Une visite
Onze heures du soir. J’écoute la radio quand un fort frappement à la porte-fenêtre me fait sursauter. Je suis certaine que c’est Franca. La dernière fois qu’elle est restée ici, je me suis juré que ce serait la dernière. J’ai toujours mal à la main gauche. Un soir, Franca s’était plainte de maux de ventre et avait réclamé une bouillotte. Elle la voulait très chaude et avait surveillé l’opération, ébullition de l’eau, remplissage sans poche d’air, le bouchon fermait-il bien? Elle était là depuis une semaine, parlait, me suivait d’une pièce à l’autre dans la maison. De fatigue, d’énervement, je m’étais ébouillanté la main. Franca recommandait un emplâtre d’oignon imbibé d’urine. Assise devant moi, pressant sur son ventre la bouillotte rose enveloppée d’un châle, elle me regardait avec curiosité, curieuse que je ne me plaigne pas. Elle voulait que je lui parle de famille, d’enfants, d’ex-maris, d’argent, de ma mère décédée en mai dernier. Elle parlait beaucoup de sa mère, avec qui elle vivait, dont elle avait été le souffredouleur, enfant. L’expression un peu désuète de souffre-douleur m’avait frappée. Ma visiteuse répétait qu’il fallait travailler le problème de la mère. J’avais entortillé ma main tuméfiée dans une serviette mouillée d’eau froide et je la tenais cachée sous la table. C’était à la cuisine, tard, comme maintenant. Je pensais à la légende de saint Julien l’Hospitalier, qui me faisait monter les larmes aux yeux, je pensais à la vieille chatte grise. Elle avait fui dès l’arrivée de Franca. Dehors il gelait. La chatte mourrait, si Franca restait. Elle avait une voiture, de l’argent. Tard dans la nuit, je suis descendue à la cuisine et j’ai laissé un mot sur la table, quelques lignes polies mais explicites. J’avais très mal à la main. Franca était partie le lendemain matin. On frappe de nouveau. Le rideau est tiré, mais la lumière et la radio trahissent ma présence. Je n’ouvre pas. Du temps passe. J’éteins radio et lumière, je tends l’oreille. Aucun pas ne s’éloigne sur le gravier. La nuit est silencieuse, je sens que quelqu’un est toujours là, d’ailleurs on frappe encore. C’est une vieille scène qui se rejoue, scène de terrier, de planque, de résistance. J’attends encore dans l’obscurité, puis j’ouvre brusquement la porte-fenêtre et je crie : «Toi, cocotte, tu pars ! Tout de suite!»

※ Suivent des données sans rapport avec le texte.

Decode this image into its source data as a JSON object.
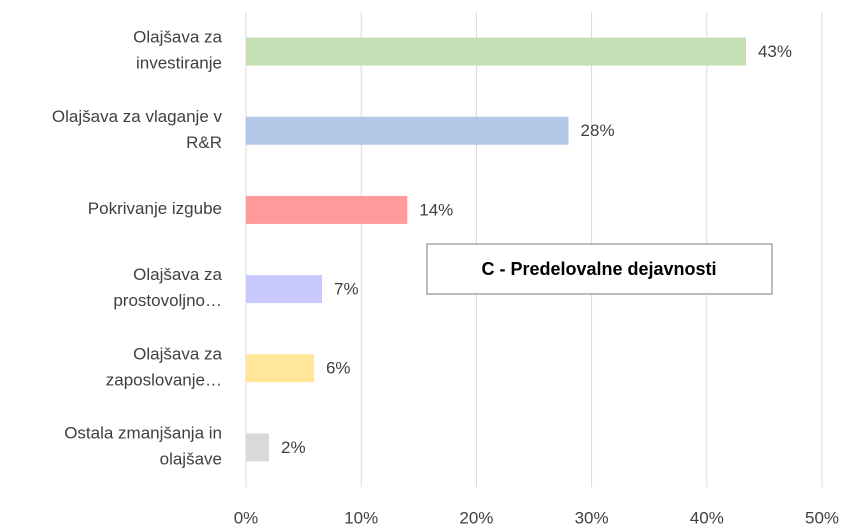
{
  "chart_data": {
    "type": "bar",
    "orientation": "horizontal",
    "categories": [
      "Olajšava za\ninvestiranje",
      "Olajšava za vlaganje v\nR&R",
      "Pokrivanje izgube",
      "Olajšava za\nprostovoljno…",
      "Olajšava za\nzaposlovanje…",
      "Ostala zmanjšanja in\nolajšave"
    ],
    "values": [
      43.4,
      28,
      14,
      6.6,
      5.9,
      2
    ],
    "value_labels": [
      "43%",
      "28%",
      "14%",
      "7%",
      "6%",
      "2%"
    ],
    "colors": [
      "#c5e0b4",
      "#b4c7e7",
      "#ff9b9b",
      "#c9c9ff",
      "#ffe699",
      "#d9d9d9"
    ],
    "xlim": [
      0,
      50
    ],
    "xticks": [
      {
        "value": 0,
        "label": "0%"
      },
      {
        "value": 10,
        "label": "10%"
      },
      {
        "value": 20,
        "label": "20%"
      },
      {
        "value": 30,
        "label": "30%"
      },
      {
        "value": 40,
        "label": "40%"
      },
      {
        "value": 50,
        "label": "50%"
      }
    ],
    "grid": true,
    "annotation": "C - Predelovalne dejavnosti"
  }
}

Le mot de cocotte se disait dans ma famille, très péjorativement. Ce n’est pas Franca, mais Helmut, couché sur le paillasson devant le seuil, la tête sur un sac de voyage. À bout de nerfs, ridicule, je bafouille que ce n’est pas des façons : «Tu aurais pu t’annoncer ! Tu aurais pu dire que c’était toi!»
Il marmonne qu’il a raté son train. Helmut est le modèle du personnage que j’ai surnommé le Grand U dans Comme avant Galilée. Grand, maigre, une cinquantaine d’années, taiseux, méfiant, il peut à l’occasion s’embarquer dans de longs récitatifs impénétrables. Il a squatté ici et là en ville et en banlieue, et maintenant il est retourné chez sa mère en Suisse alémanique. Même un vagabond infatigable et réfractaire peut retourner chez sa mère. Je tiens le Grand U pour une sorte de saint homme. Je lui offre à manger, pas très chaleureusement, mais il n’a pas faim. Nous montons à la petite chambre et je fais le lit. Helmut me regarde sans un geste. En automne, il vient chercher des pommes et du raisin, mais ne propose jamais de m’aider au jardin. Cette nuit, je ne peux m’empêcher de le lui reprocher, contre ma pensée réelle, qui est que la pureté du Grand U est de ne se mêler de rien. Tirant sur le drap et la couverture, je ronchonne – après toutes ces années, il pourrait bien me dire deux mots un peu personnels ! Son rapport aux femmes est un mystère. J’aime croire qu’il est vierge. En tout cas il semble ne regretter personne. Le lendemain, après son départ, il y avait dans la chambre une légère odeur de bois et de foin coupé.